# Sadie



## TheHooch (May 9, 2007)

Way to make yourself comfortable there Sadie. LOL


----------



## Oaklys Dad (Dec 28, 2005)

What a gorgeous little girl you have there. She sure knows how to make her self at home.


----------



## Dslats (Mar 1, 2007)

awwwwwwwww, now thats sweet!!!!

Debbie & mason


----------



## desilu (Nov 2, 2006)

Look at that beautiful shiny coat! What a pretty girl . . .


----------



## Heidi36oh (Feb 27, 2007)

TheHooch said:


> Way to make yourself comfortable there Sadie.
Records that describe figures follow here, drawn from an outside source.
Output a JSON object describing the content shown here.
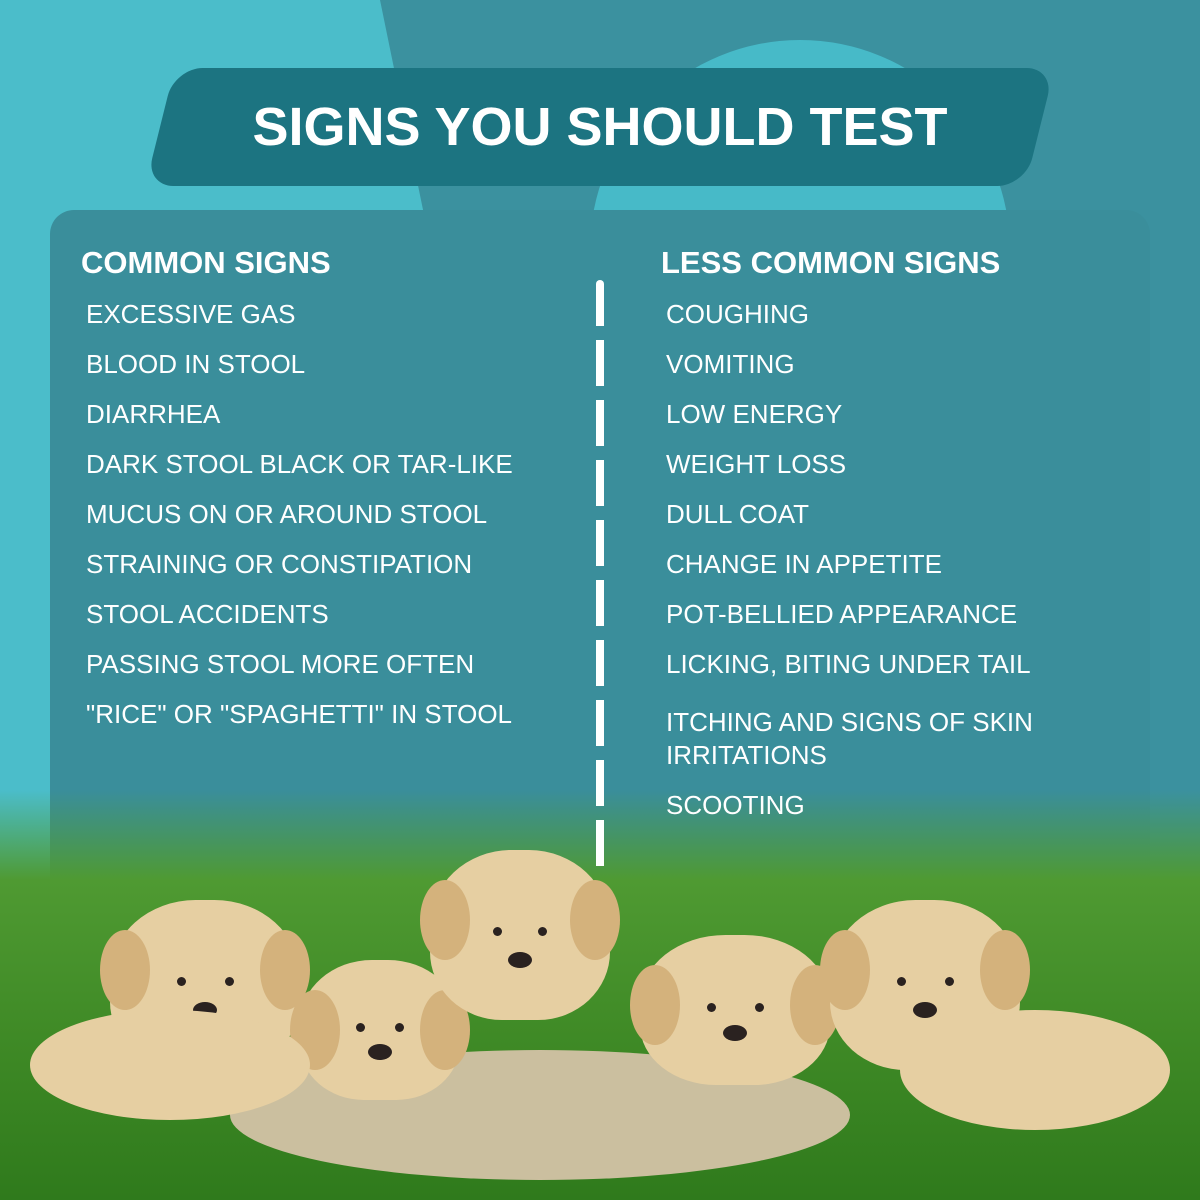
{
  "title": "SIGNS YOU SHOULD TEST",
  "common": {
    "heading": "COMMON SIGNS",
    "items": [
      "EXCESSIVE GAS",
      "BLOOD IN STOOL",
      "DIARRHEA",
      "DARK STOOL BLACK OR TAR-LIKE",
      "MUCUS ON OR AROUND STOOL",
      "STRAINING OR CONSTIPATION",
      "STOOL ACCIDENTS",
      "PASSING STOOL MORE OFTEN",
      "\"RICE\" OR \"SPAGHETTI\" IN STOOL"
    ]
  },
  "less_common": {
    "heading": "LESS COMMON SIGNS",
    "items": [
      "COUGHING",
      "VOMITING",
      "LOW ENERGY",
      "WEIGHT LOSS",
      "DULL COAT",
      "CHANGE IN APPETITE",
      "POT-BELLIED APPEARANCE",
      "LICKING, BITING UNDER TAIL",
      "ITCHING AND SIGNS OF SKIN IRRITATIONS",
      "SCOOTING"
    ]
  },
  "colors": {
    "background": "#4bbdca",
    "banner": "#1c7481",
    "panel": "#3a8e9b",
    "grass": "#3f8a26"
  },
  "image": "five-labrador-puppies-on-grass"
}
LOL


She loves that couch and my bed...LOL


----------



## loana0320 (Mar 3, 2008)

aweeeeeeeeeee she looks soooo cute and comfy


----------



## BeauShel (May 20, 2007)

SSHHHHH!!! Dont wake the sleeping beauty. Sadie is just so cute and love her shiny coat. She needs to learn how to relax in her new home. LOL


----------



## fostermom (Sep 6, 2007)

What a pretty girl she is! How old is she now?


----------



## HovawartMom (Aug 10, 2006)

She is beautiful!.


----------



## Heidi36oh (Feb 27, 2007)

fostermom said:


> What a pretty girl she is! How old is she now?


The vet said at the most 4 to 5 month old






















 


 It's a Girl, *Cheyenne Opal










*


----------